Daniel lifted an eyebrow. "Yeah?"

"Please?"

He kissed her forehead again, barely brushing his lips against her skin. "Whatever you want."

He had just raked her soul over the coals of a painful memory. Right at the moment, he'd wear a clown costume if she asked him.

"So what else have you learned that you've never shared with me?" she asked.

"Well, let's see. I played baseball and basketball, and at one point ice hockey….."

"You played ice hockey?"

Daniel rolled his eyes and laughed, sky blue eyes dancing.

"Is it that hard to believe?"

"No!" she laughed with him, "I just can't see you taking that much time away from studying. I thought you were like me, too school for cool."

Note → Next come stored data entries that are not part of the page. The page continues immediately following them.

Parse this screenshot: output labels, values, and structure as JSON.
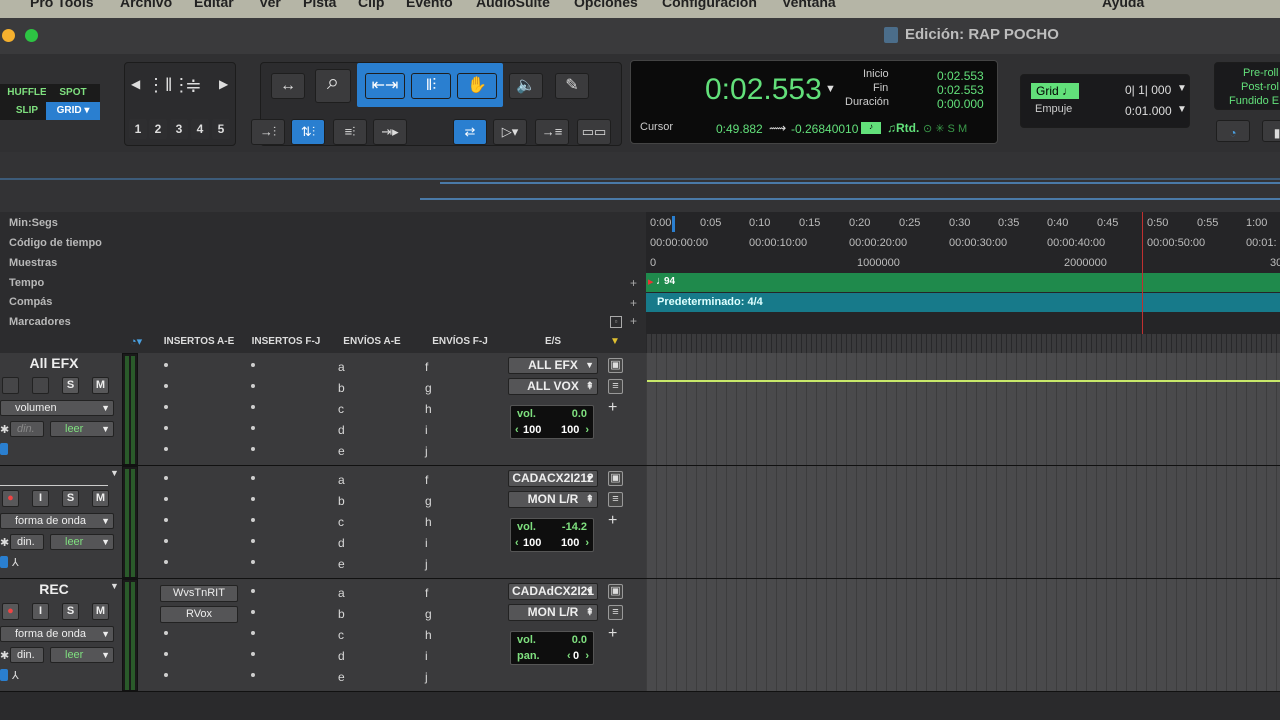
{
  "menu": [
    "Pro Tools",
    "Archivo",
    "Editar",
    "Ver",
    "Pista",
    "Clip",
    "Evento",
    "AudioSuite",
    "Opciones",
    "Configuración",
    "Ventana",
    "Ayuda"
  ],
  "window_title": "Edición: RAP POCHO",
  "edit_modes": {
    "shuffle": "HUFFLE",
    "spot": "SPOT",
    "slip": "SLIP",
    "grid": "GRID"
  },
  "zoom_presets": [
    "1",
    "2",
    "3",
    "4",
    "5"
  ],
  "counter": {
    "main": "0:02.553",
    "inicio_label": "Inicio",
    "inicio": "0:02.553",
    "fin_label": "Fin",
    "fin": "0:02.553",
    "duracion_label": "Duración",
    "duracion": "0:00.000",
    "cursor_label": "Cursor",
    "cursor": "0:49.882",
    "cursor_sample": "-0.26840010",
    "rtd_label": "Rtd."
  },
  "grid": {
    "label": "Grid",
    "value": "0| 1| 000",
    "nudge_label": "Empuje",
    "nudge_value": "0:01.000"
  },
  "preroll": {
    "pre": "Pre-roll",
    "post": "Post-rol",
    "fade": "Fundido E"
  },
  "rulers": {
    "labels": [
      "Min:Segs",
      "Código de tiempo",
      "Muestras",
      "Tempo",
      "Compás",
      "Marcadores"
    ],
    "minsecs": [
      "0:00",
      "0:05",
      "0:10",
      "0:15",
      "0:20",
      "0:25",
      "0:30",
      "0:35",
      "0:40",
      "0:45",
      "0:50",
      "0:55",
      "1:00"
    ],
    "timecode": [
      "00:00:00:00",
      "00:00:10:00",
      "00:00:20:00",
      "00:00:30:00",
      "00:00:40:00",
      "00:00:50:00",
      "00:01:"
    ],
    "samples": [
      "0",
      "1000000",
      "2000000",
      "30"
    ],
    "tempo": "94",
    "meter": "Predeterminado: 4/4"
  },
  "columns": [
    "INSERTOS A-E",
    "INSERTOS F-J",
    "ENVÍOS A-E",
    "ENVÍOS F-J",
    "E/S"
  ],
  "sends_ae": [
    "a",
    "b",
    "c",
    "d",
    "e"
  ],
  "sends_fj": [
    "f",
    "g",
    "h",
    "i",
    "j"
  ],
  "tracks": [
    {
      "name": "All EFX",
      "view": "volumen",
      "auto_left": "din.",
      "auto_right": "leer",
      "out1": "ALL EFX",
      "out2": "ALL VOX",
      "vol_label": "vol.",
      "vol": "0.0",
      "pan_l": "100",
      "pan_r": "100",
      "inserts": []
    },
    {
      "name": "",
      "view": "forma de onda",
      "auto_left": "din.",
      "auto_right": "leer",
      "out1": "CADACX2I212",
      "out2": "MON L/R",
      "vol_label": "vol.",
      "vol": "-14.2",
      "pan_l": "100",
      "pan_r": "100",
      "inserts": []
    },
    {
      "name": "REC",
      "view": "forma de onda",
      "auto_left": "din.",
      "auto_right": "leer",
      "out1": "CADAdCX2I21",
      "out2": "MON L/R",
      "vol_label": "vol.",
      "vol": "0.0",
      "pan_label": "pan.",
      "pan": "0",
      "inserts": [
        "WvsTnRIT",
        "RVox"
      ]
    }
  ],
  "track_buttons": {
    "s": "S",
    "m": "M",
    "i": "I"
  },
  "colors": {
    "accent": "#2a7fd0",
    "tempo_bar": "#1f8a4c",
    "meter_bar": "#177a8a",
    "green_text": "#62e07a"
  }
}
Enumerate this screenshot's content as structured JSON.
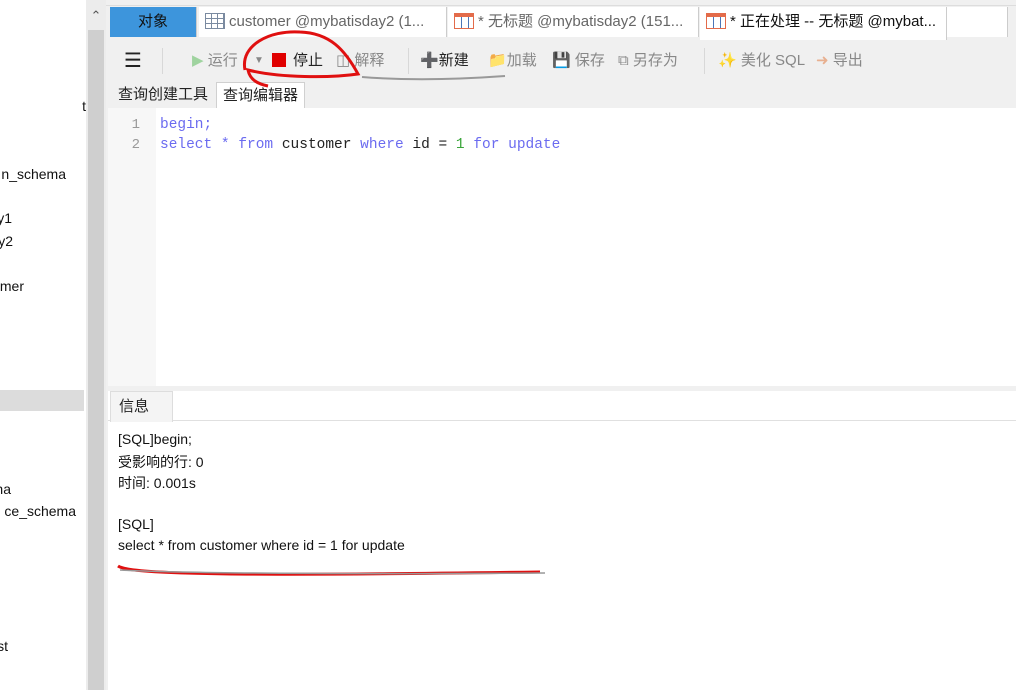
{
  "sidebar": {
    "items": [
      "t",
      "n_schema",
      "y1",
      "y2",
      "mer",
      "na",
      "ce_schema",
      "st"
    ]
  },
  "tabs": [
    {
      "label": "对象"
    },
    {
      "label": "customer @mybatisday2 (1...",
      "icon": "table-icon"
    },
    {
      "label": "* 无标题 @mybatisday2 (151...",
      "icon": "query-icon"
    },
    {
      "label": "* 正在处理 -- 无标题 @mybat...",
      "icon": "query-icon",
      "active": true
    }
  ],
  "toolbar": {
    "menu": "menu-icon",
    "run": "运行",
    "stop": "停止",
    "explain": "解释",
    "new": "新建",
    "load": "加载",
    "save": "保存",
    "save_as": "另存为",
    "beautify": "美化 SQL",
    "export": "导出"
  },
  "subtabs": [
    "查询创建工具",
    "查询编辑器"
  ],
  "editor": {
    "line_numbers": [
      "1",
      "2"
    ]
  },
  "messages": {
    "tab": "信息",
    "lines": [
      "[SQL]begin;",
      "受影响的行: 0",
      "时间: 0.001s",
      "[SQL]",
      "select * from customer where id = 1 for update"
    ]
  },
  "colors": {
    "accent": "#3d95dc",
    "stop": "#e00000",
    "keyword": "#6b6bf0",
    "annotation": "#e01010"
  }
}
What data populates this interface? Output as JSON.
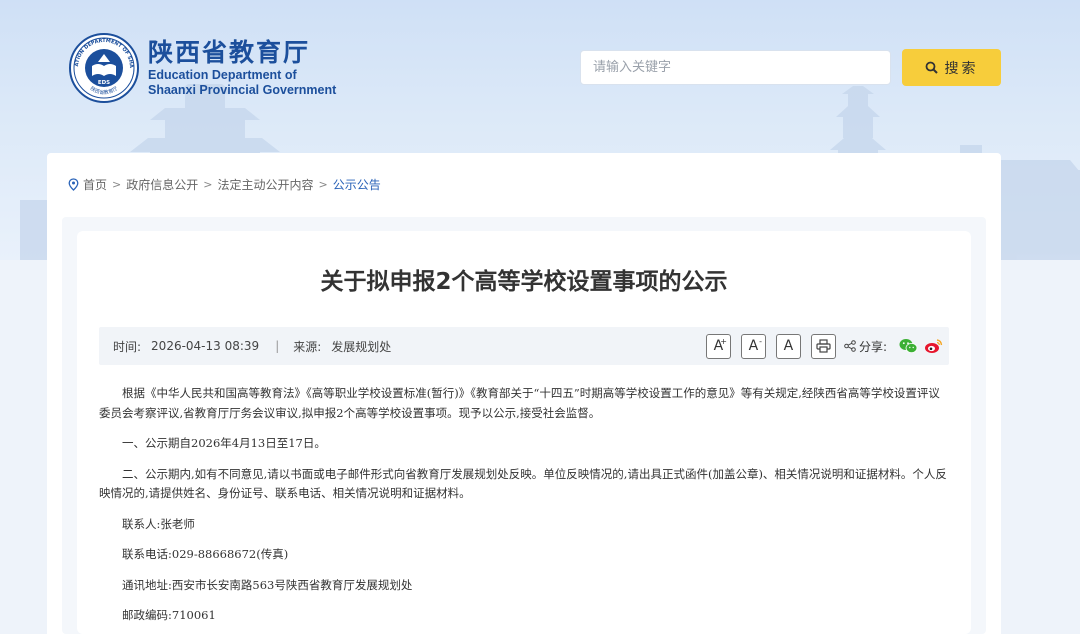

"I didn't say I played it well!" He protested," but that's what that family did on the weekends so I got dragged along. For a while I sat in the stands with some books and was cold; so I started skating to warm up and then …..Well, there was some harassment from the other kids, so I started playing. Mostly I got knocked down a lot."

Jillian nodded. That sounded like Daniel. He didn't back down from most challenges, if he noticed them in the first place. She wondered if that was where he developed his incredible skill at getting back up again.

He went on, in the same soothing matter of fact tone that was setting the world right again.

"Most of the families I wound up with were heavily into sports so I was a huge disappointment to them," he gave a self effacing little laugh.

"I know what you mean. Imagine the frustration of my private school teachers who were charged with turning me into a suitable upper middle class wife. Women's liberation hadn't quite caught on there," she smiled wryly, "It probably still hasn't."

Jillian took a long deep breath and let it out slowly. She felt infinitely better, and actually relieved, as if a dark cloud had been hovering over her relationship with Daniel and now it was gone.

Another storm weathered.

"Why don't you go get ready," Daniel began, "And I'll run home and change…."

"No," she cut him off quickly."No, I don't want you to leave. It's just a dress, some make up and heels. It won't take me long."

"I thought women were supposed to take forever to get ready."

"Five years in the SGC will pretty much cure you of that," she said, standing with the casual grace he had come to know. "Give me twenty minutes."

"Take all the time you need," he said, "I'm here."

Jillian's expression was so tender he almost couldn't look into her eyes. Her fingertips touched his cheek with the same reverence they both reserved for things over a thousand years old.

"I know you are," she said, and then vanished behind the bedroom door.